Even in tough times, my parents instilled in us the importance of helping others and sharing—a practice they continued until their dying days. I also owe my driving skills to my father, who would place me on the petrol tank of the 350cc single-cylinder motorcycle and let me take the controls when I was just 10 years old. Two decades later, he repeated this with my son, Navin on a newer, faster Honda 250N. After an accident that resulted in both my parents fracturing their limbs, my father reluctantly gave up his beloved two-wheelers for the safety of four wheels, though he was never comfortable driving cars.
Looking back, I am amazed at how I used to sneak out the heavy motorcycle for joyrides, even when both my feet couldn’t reach the ground. But those were quieter times when there were few private vehicles on the road, and a 10-year-old on a motorcycle didn’t pose much risk to himself or others.

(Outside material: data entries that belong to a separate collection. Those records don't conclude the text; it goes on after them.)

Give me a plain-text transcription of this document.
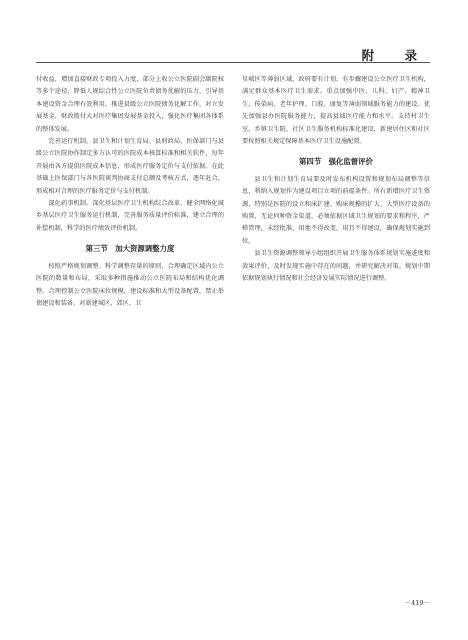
附 录

付收益，增加直接财政专项投入力度，部分上收公立医院副会副院权等多个途径，降低人规综合性公立医院负责债务优解的压力，引导基本建设资金合理有效利用。推进县级公立医院债务化解工作，对立发展基金，财政拨付大对医疗集团发展基金投入，强化医疗集团各体系的整体发展。

完善运行机制。县卫生和计划生育局、县财政局，医保部门与县级公立医院协作制定多方认可的医院成本核算标准和相关软件，每年开展由各方提供医院成本信息，形成医疗服务定价与支付依据。在此基础上医保部门与各医院谈判协商支付总额及考核方式，逐年赶合，形成相对合理的医疗服务定价与支付机制。

深化药事机制。深化基层医疗卫生机构综合改革，健全网络化城乡基层医疗卫生服务运行机制，完善服务质量评价标准，建立合理的补偿机制，科学的医疗绩效评价机制。

第三节　加大资源调整力度

按照严格规划调整、科学调整存量的原则，合理确定区域内公立医院的数量和布局，采取多种措施推动公立医院布局和结构优化调整。合理控制公立医院床位规模，建设标准和大型设备配置，禁止举债建设和装备。对新建城区、郊区、卫

星城区等薄弱区域，政府要有计划、有步骤建设公立医疗卫生机构，满足群众基本医疗卫生需求。重点加强中医、儿科、妇产、精神卫生、传染病、老年护理、口腔、康复等薄弱领域服务能力的建设。优先加强县办医院服务能力，提高县域医疗能力和水平。支持村卫生室、乡镇卫生院、社区卫生服务机构标准化建设，新建居住区和社区要按照相关规定保障基本医疗卫生设施配置。

第四节　强化监督评价

县卫生和计划生育局要及时发布机构设置和规划布局调整等信息，将纳入规划作为建设项目立项的前提条件。所有新增医疗卫生资源，特别是医院的设立和床扩建、购床规模的扩大、大型医疗设备的购置，无论何种资金渠道，必须依据区域卫生规划的要求和程序，严格管理，未经批准，用地不得改变，用且不得建设，确保规划实施到位。

县卫生资源调整领导小组组织开展卫生服务体系规划实施进度和效果评价，及时发现实施中存在的问题，并研究解决对策。规划中期依据规划执行情况和社会经济发展实际情况进行调整。

－419－
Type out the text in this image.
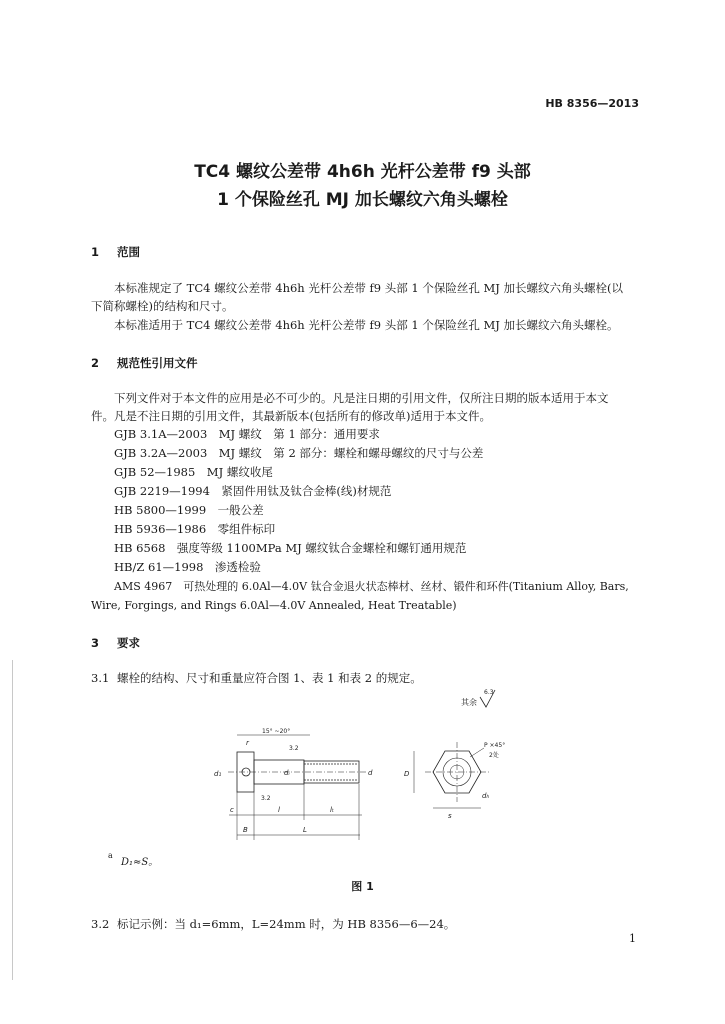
HB 8356—2013
TC4 螺纹公差带 4h6h 光杆公差带 f9 头部
1 个保险丝孔 MJ 加长螺纹六角头螺栓
1 范围
本标准规定了 TC4 螺纹公差带 4h6h 光杆公差带 f9 头部 1 个保险丝孔 MJ 加长螺纹六角头螺栓(以
下简称螺栓)的结构和尺寸。
本标准适用于 TC4 螺纹公差带 4h6h 光杆公差带 f9 头部 1 个保险丝孔 MJ 加长螺纹六角头螺栓。
2 规范性引用文件
下列文件对于本文件的应用是必不可少的。凡是注日期的引用文件，仅所注日期的版本适用于本文
件。凡是不注日期的引用文件，其最新版本(包括所有的修改单)适用于本文件。
GJB 3.1A—2003　MJ 螺纹　第 1 部分：通用要求
GJB 3.2A—2003　MJ 螺纹　第 2 部分：螺栓和螺母螺纹的尺寸与公差
GJB 52—1985　MJ 螺纹收尾
GJB 2219—1994　紧固件用钛及钛合金棒(线)材规范
HB 5800—1999　一般公差
HB 5936—1986　零组件标印
HB 6568　强度等级 1100MPa MJ 螺纹钛合金螺栓和螺钉通用规范
HB/Z 61—1998　渗透检验
AMS 4967　可热处理的 6.0Al—4.0V 钛合金退火状态棒材、丝材、锻件和环件(Titanium Alloy, Bars,
Wire, Forgings, and Rings 6.0Al—4.0V Annealed, Heat Treatable)
3 要求
3.1 螺栓的结构、尺寸和重量应符合图 1、表 1 和表 2 的规定。
其余
6.3
15° ~20°
r
3.2
3.2
d₁	dᵢ	d
c	l	lₜ
B	L
D
s
dₕ
P ×45°
2处
a
D₁≈S。
图 1
3.2 标记示例：当 d₁=6mm，L=24mm 时，为 HB 8356—6—24。
1
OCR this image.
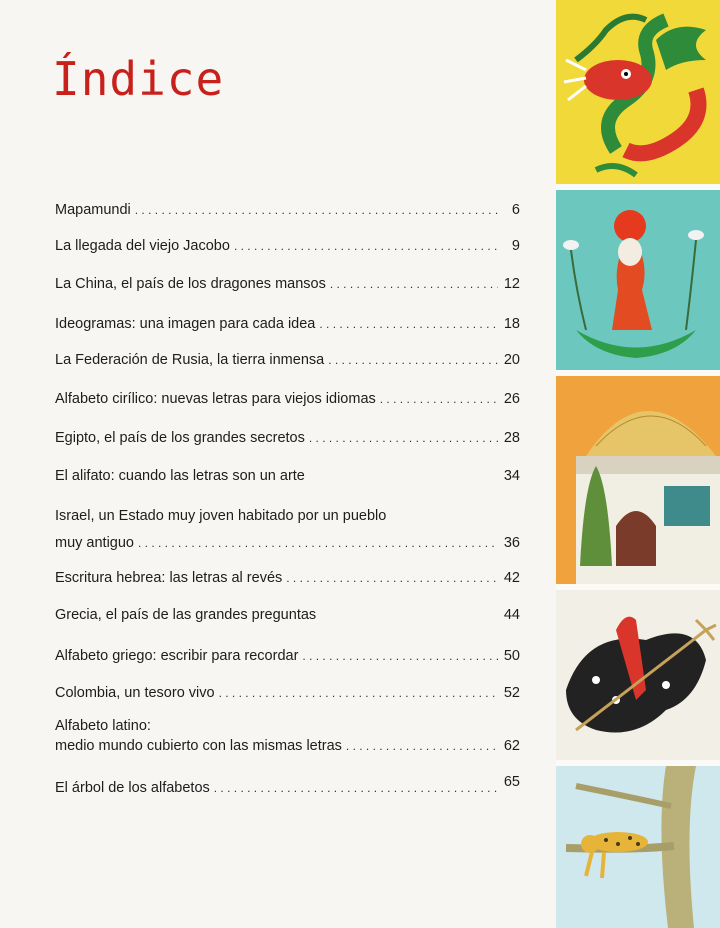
Índice
Mapamundi . . .	6
La llegada del viejo Jacobo . . .	9
La China, el país de los dragones mansos . . .	12
Ideogramas: una imagen para cada idea . . .	18
La Federación de Rusia, la tierra inmensa . . .	20
Alfabeto cirílico: nuevas letras para viejos idiomas . . .	26
Egipto, el país de los grandes secretos . . .	28
El alifato: cuando las letras son un arte	34
Israel, un Estado muy joven habitado por un pueblo
muy antiguo . . .	36
Escritura hebrea: las letras al revés . . .	42
Grecia, el país de las grandes preguntas	44
Alfabeto griego: escribir para recordar . . .	50
Colombia, un tesoro vivo . . .	52
Alfabeto latino:
medio mundo cubierto con las mismas letras . . .	62
El árbol de los alfabetos . . .	65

As the younger of two sons, I rebelled by pursuing a career path that did not align with my teacher mother’s expectations of academic excellence. “My youngest son is a reporter at the Daily News, but my other son is a graduate,” she would tell her friends and colleagues, underscoring both her disappointment and pride simultaneously. But as years passed and I became a foreign correspondent, she came to terms with her youngest son’s high-risk but low-paying career, taking comfort in an astrologer’s not entirely accurate prediction that I would be a “writer known overseas.” Even after her retirement, she continued to teach neighbourhood children as part of her social work until Lenin’s passing in January 2018. With her beloved partner gone, she steadily declined and passed away in her sleep three years later on November 15, 2021.
On 10 January 2025, we marked the seventh death anniversary of Lenin Lindbergh Jayasinghe – a steadfast egalitarian, dedicated public servant, and a man whose influence left an indelible mark on all who knew him.